Google today announced the launch of AlloyDB, a new fully-managed PostgreSQL-compatible database service that the company claims to be twice as fast for transactional workloads as AWS’s comparable Aurora PostgreSQL (and four times faster than standard PostgreSQL for the same workloads and up to 100 times faster for analytical queries).
If you’re deep into the Google Cloud ecosystem, then a fully manage PostgreSQL database service may sound familiar. The company, after all, already offers CloudSQL for PostgreSQL and Spanner, Google Cloud’s fully managed relational database service also offers a PostgreSQL interface. But these are services that offer an interface that is compatible with PostgreSQL to allow developers with these skills to use these services. AlloyDB is the standard PostgreSQL database at its core, though the team did modify the kernel to allow it to use Google’s infrastructure to its fullest, all while allowing the team to stay up to date with new versions as they launch.
Andi Gutmans, who joined Google as its GM and VP of Engineering for its database products in 2020 after a long stint at AWS, told me that one of the reasons the company is launching this new product is that while Google has done well in helping enterprise customers move their MySQL and PostgreSQL servers to the cloud with the help of services like CloudSQL, the company didn’t necessarily have the right offerings for those customers who wanted to move their legacy databases (Gutmans didn’t explicitly say so, but I think you can safely insert ‘Oracle’ here) to an open-source service.
“There are different reasons for that,” he told me. “First, they are actually using more than one cloud provider, so they want to have the flexibility to run everywhere. There are a lot of unfriendly licensing gimmicks, traditionally. Customers really, really hate that and, I would say, whereas probably two to three years ago, customers were just complaining about it, what I notice now is customers are really willing to invest resources to just get off these legacy databases. They are sick of being strapped and locked in.”
Add to that Postgres’ rise to becoming somewhat of a de facto standard for relational open-source databases (and MySQL’s decline) and it becomes clear why Google decided that it wanted to be able to offer a dedicated high-performance PostgreSQL service.
Gutmans also noted that a lot of Google’s customers now want to use their relational databases for analytics use cases, so the team spent quite a lot of effort on making Postgres perform better for these users. Given Gutmans’ background at AWS, where he was the engineering owner for a number of AWS analytics services, that’s probably no surprise.

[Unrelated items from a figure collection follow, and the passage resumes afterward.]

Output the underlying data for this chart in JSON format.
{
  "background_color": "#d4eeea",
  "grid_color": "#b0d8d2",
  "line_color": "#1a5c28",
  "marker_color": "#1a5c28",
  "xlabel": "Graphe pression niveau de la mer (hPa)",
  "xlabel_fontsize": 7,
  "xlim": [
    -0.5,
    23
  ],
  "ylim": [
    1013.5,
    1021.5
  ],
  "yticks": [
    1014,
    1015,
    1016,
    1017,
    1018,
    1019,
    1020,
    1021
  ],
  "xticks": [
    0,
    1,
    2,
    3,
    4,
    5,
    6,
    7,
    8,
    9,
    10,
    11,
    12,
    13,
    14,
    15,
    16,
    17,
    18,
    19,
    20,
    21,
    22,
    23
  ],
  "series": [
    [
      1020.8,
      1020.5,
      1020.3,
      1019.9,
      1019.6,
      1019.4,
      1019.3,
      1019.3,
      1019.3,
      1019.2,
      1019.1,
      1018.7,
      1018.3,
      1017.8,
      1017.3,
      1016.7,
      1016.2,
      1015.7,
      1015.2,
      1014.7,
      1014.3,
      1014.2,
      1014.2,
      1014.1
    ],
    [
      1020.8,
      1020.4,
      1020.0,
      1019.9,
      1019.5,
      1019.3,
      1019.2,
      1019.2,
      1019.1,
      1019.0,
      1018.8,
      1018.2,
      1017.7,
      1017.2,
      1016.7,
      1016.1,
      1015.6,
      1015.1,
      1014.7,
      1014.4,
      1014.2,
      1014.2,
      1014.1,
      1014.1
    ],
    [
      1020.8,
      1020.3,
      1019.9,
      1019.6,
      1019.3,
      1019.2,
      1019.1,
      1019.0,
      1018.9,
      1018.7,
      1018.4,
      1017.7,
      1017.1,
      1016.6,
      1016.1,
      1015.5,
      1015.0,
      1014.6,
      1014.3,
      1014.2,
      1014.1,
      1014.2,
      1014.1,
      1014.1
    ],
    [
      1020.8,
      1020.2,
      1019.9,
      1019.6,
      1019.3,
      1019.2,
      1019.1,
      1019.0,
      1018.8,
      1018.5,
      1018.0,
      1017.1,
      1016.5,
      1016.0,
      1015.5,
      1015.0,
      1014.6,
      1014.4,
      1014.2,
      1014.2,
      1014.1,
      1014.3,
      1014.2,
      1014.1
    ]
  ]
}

“When I joined AWS, it was an opportunity to stay in the developer space but really work on databases,” he explained. “That’s when I worked on things like graph databases and [Amazon] ElastiCache and, of course, got the opportunity to see how important and critical data is to customers. […] That kind of audience was really a developer audience primarily, because that’s developers using databases to build their apps. Then I went into the analytics space at AWS, and I kind of discovered the other side of it. On one hand, the folks I was talking to were not necessarily developers anymore — a lot of them were on the business side or analysts — but I also then saw that these worlds are really converging.” These users wanted to get real-time insights from their data, run fraud detection algorithms over it or do real-time personalization or inventory management at scale.
On the technical side, the AlloyDB team built on top of Google’s existing infrastructure, which disaggregates compute and storage. That’s the same infrastructure layer that runs Spanner, BigQuery and essentially all of Google’s services. This, Gutmans argued, already gives the service a leg up over its competition, in addition to the fact that AlloyDB specifically focuses on PostgreSQL and nothing else. “You don’t always get to optimize as much when you have to support more than one [database engine and query language]. We decided that what enterprises are asking us for [is] Postgres for these legacy database migrations, so let’s just do the best in Postgres.”
The changes the team made to the Postgres kernel, for example, now allow it to scale the system linearly to over 64 virtual cores while on the analytical side, the team built a custom machine learning-based caching service to learn a customer’s access patterns and then convert Postgres’ row format into an in-memory columnar format that can be analyzed significantly faster.